Jagdeo therefore must find new excuses. Correlation is not causation and the political protests and crime wave do not account for the dismal performance of the Guyanese economy during his tenure as President.
As previously explained, had the economy not been rebased to 2006 prices, the growth rate which was recorded during the latter part of his presidency would not have materialized. Without rebasing, Jagdeo would have left the presidency with one of the poorest economic records in the hemisphere.
The rebasing created an illusion of a growing economy. Professor Clive Thomas explained the effects of the rebasing on the country’s GDP as follows:
“This rebasing has made an enormous difference to the values of various components of the country’s GDP… it would be useful for me to indicate to readers the magnitudes of these changes, as the government’s intention is to use the new national accounts based on 2006 prices from this year. To begin with, the largest sum, gross domestic expenditure, which for 2009 was measured as $357.5 billion based on 1988 prices increases to $514.8 billion based on 2006 prices. The more familiar GDP at factor cost, which was $202.3 billion in 2009 based on 1988 prices, is now increased to $359.5 billion based on 2006 prices. This is now termed GDP at current basic prices in the new National Accounts data. This is an increase greater than three-quarters.”

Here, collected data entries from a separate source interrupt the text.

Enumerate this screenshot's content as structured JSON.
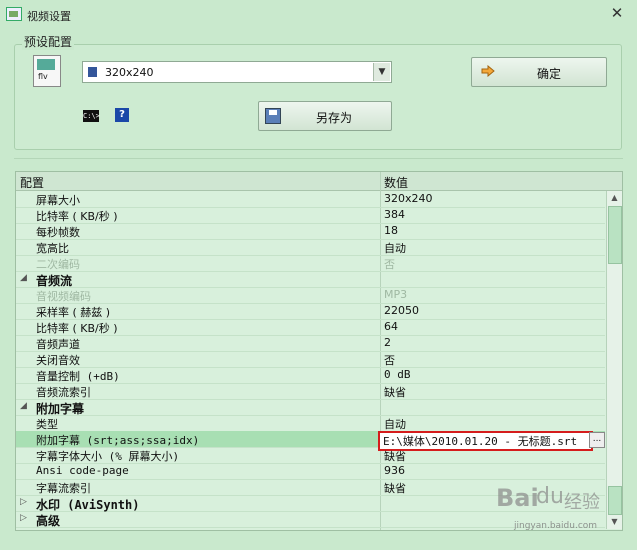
{
  "window": {
    "title": "视频设置",
    "close_glyph": "✕"
  },
  "preset": {
    "group_label": "预设配置",
    "file_badge": "flv",
    "combo_value": "320x240",
    "ok_label": "确定",
    "save_as_label": "另存为",
    "cmd_label": "C:\\>",
    "help_label": "?"
  },
  "grid": {
    "headers": [
      "配置",
      "数值"
    ],
    "rows": [
      {
        "key": "屏幕大小",
        "value": "320x240"
      },
      {
        "key": "比特率 ( KB/秒 )",
        "value": "384"
      },
      {
        "key": "每秒帧数",
        "value": "18"
      },
      {
        "key": "宽高比",
        "value": "自动"
      },
      {
        "key": "二次编码",
        "value": "否"
      },
      {
        "key": "音频流",
        "value": ""
      },
      {
        "key": "音视频编码",
        "value": "MP3"
      },
      {
        "key": "采样率 ( 赫兹 )",
        "value": "22050"
      },
      {
        "key": "比特率 ( KB/秒 )",
        "value": "64"
      },
      {
        "key": "音频声道",
        "value": "2"
      },
      {
        "key": "关闭音效",
        "value": "否"
      },
      {
        "key": "音量控制 (+dB)",
        "value": "0 dB"
      },
      {
        "key": "音频流索引",
        "value": "缺省"
      },
      {
        "key": "附加字幕",
        "value": ""
      },
      {
        "key": "类型",
        "value": "自动"
      },
      {
        "key": "附加字幕 (srt;ass;ssa;idx)",
        "value": "E:\\媒体\\2010.01.20 - 无标题.srt"
      },
      {
        "key": "字幕字体大小 (% 屏幕大小)",
        "value": "缺省"
      },
      {
        "key": "Ansi code-page",
        "value": "936"
      },
      {
        "key": "字幕流索引",
        "value": "缺省"
      },
      {
        "key": "水印 (AviSynth)",
        "value": ""
      },
      {
        "key": "高级",
        "value": ""
      }
    ],
    "browse_label": "..."
  },
  "watermark": {
    "logo": "Bai",
    "paw": "du",
    "brand": "经验",
    "url": "jingyan.baidu.com"
  },
  "colors": {
    "accent_red": "#d51c1c",
    "background": "#c9e9cd"
  }
}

At his press conference last Thursday, Jagdeo sought to peddle this illusion caused by the rebasing of the economy. He urged the reporters present to google Guyana’s GDP for 1999 when he took office and then check it for 2011 when he demitted the Presidency. He told then they will find that it increased ten-fold or more than 1000% percent between 1992 and 2011.
Well, how is it that aggregated growth was not 1000% during the period 1992-2011, yet the GDP increased by more than 1000%. This is the magic of rebasing. It creates the illusion that GDP grew from US$373.6B in 1992 to 3.7B in 2011. But Jagdeo can pull that stunt because the reporters may not have been familiar with the rebasing of the economy.

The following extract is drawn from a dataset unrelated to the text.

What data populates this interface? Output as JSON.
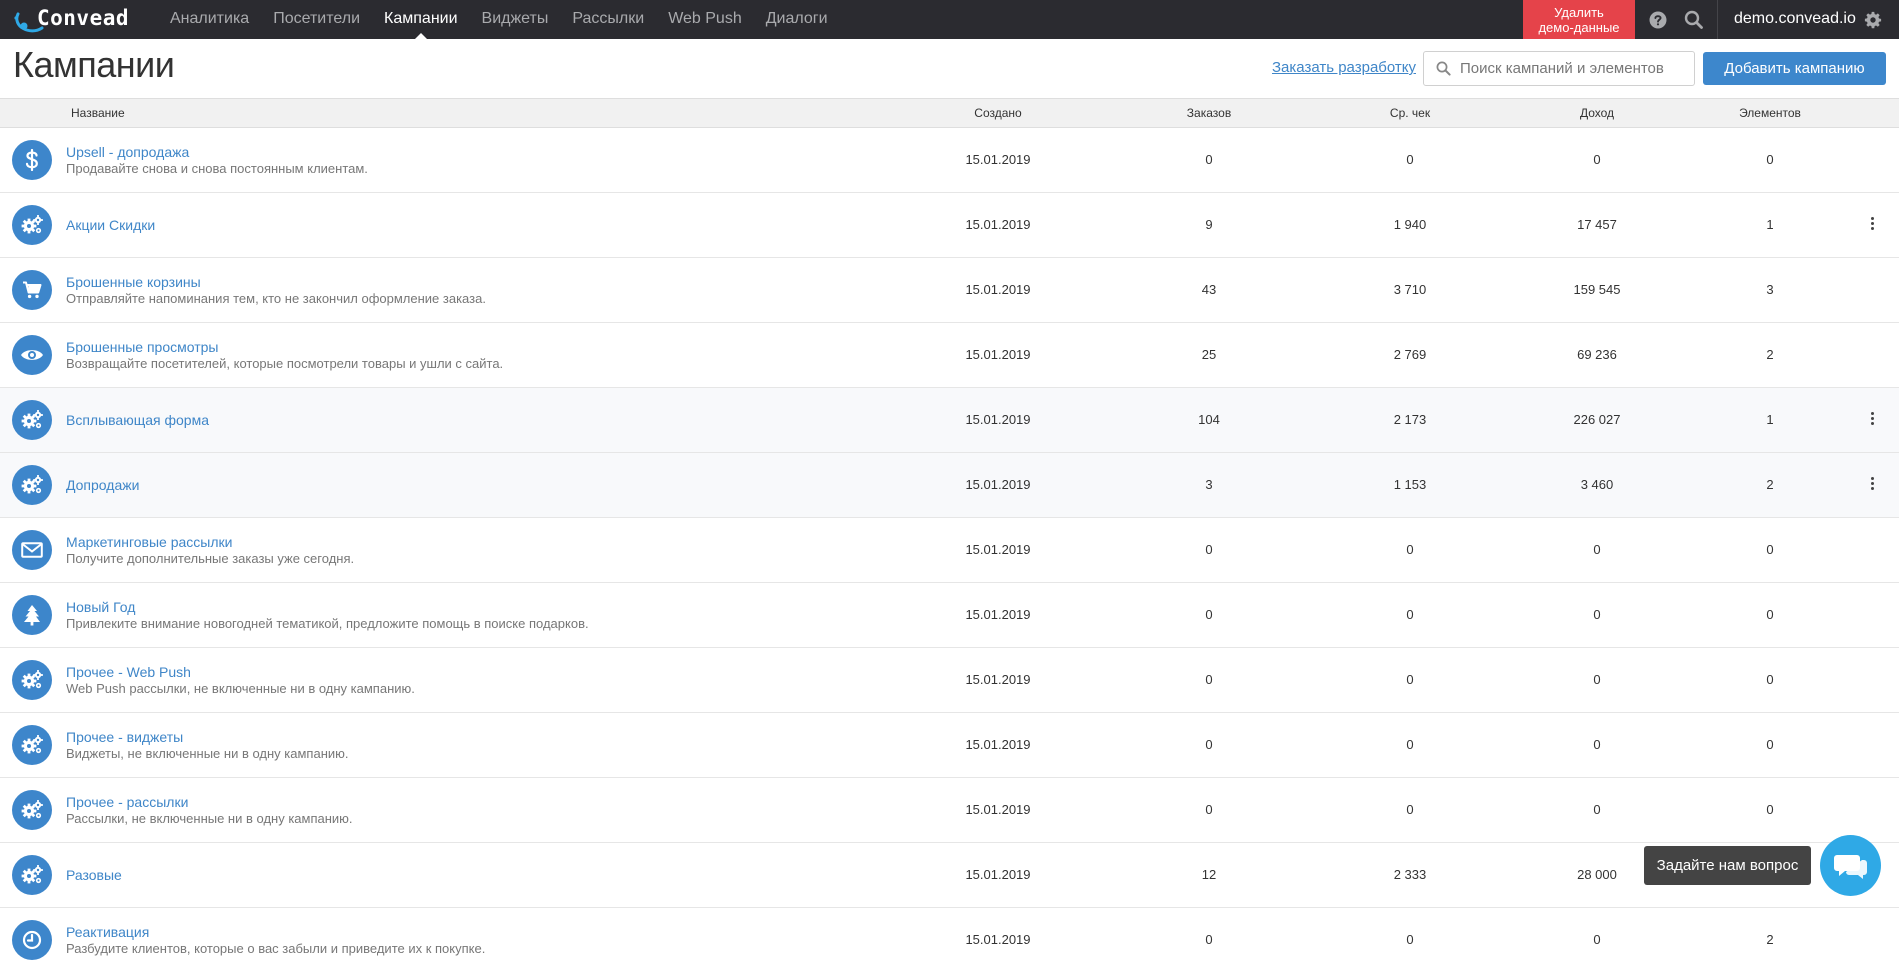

The rebasing also helped Guyana’s debt- to-GDP ratio. According to the IMF, apart from increasing Guyana’s GDP by 65% in 2009, rebasing also led to a significant decline in Guyana’s debt-to-GDP ratio.
To put this into context, this is what one of Guyana foremost economists wrote on the effect of rebasing on Guyana’s debt, “The reported debt of Guyana at the end of 2009 was approximately US$1.37 billion. Of this US$933 million was external debt and US$435 million was internal debt. Based on the national accounts’ series used in the 2010 National Budget (1988 prices), this represents about 125 percent of the country’s GDP. However, using the rebased 2006 prices, this would be substantially reduced to about 75 percent of GDP!
In his quieter moments, Jagdeo needs to accept that his economic stewardship was a grand failure and instead of trying to defend it, he should try to understand what went wrong. As impossible a task as this may appear to him!
(The views expressed in this article are those of the author and do not necessarily reflect the opinions and beliefs of this newspaper and its affiliates.)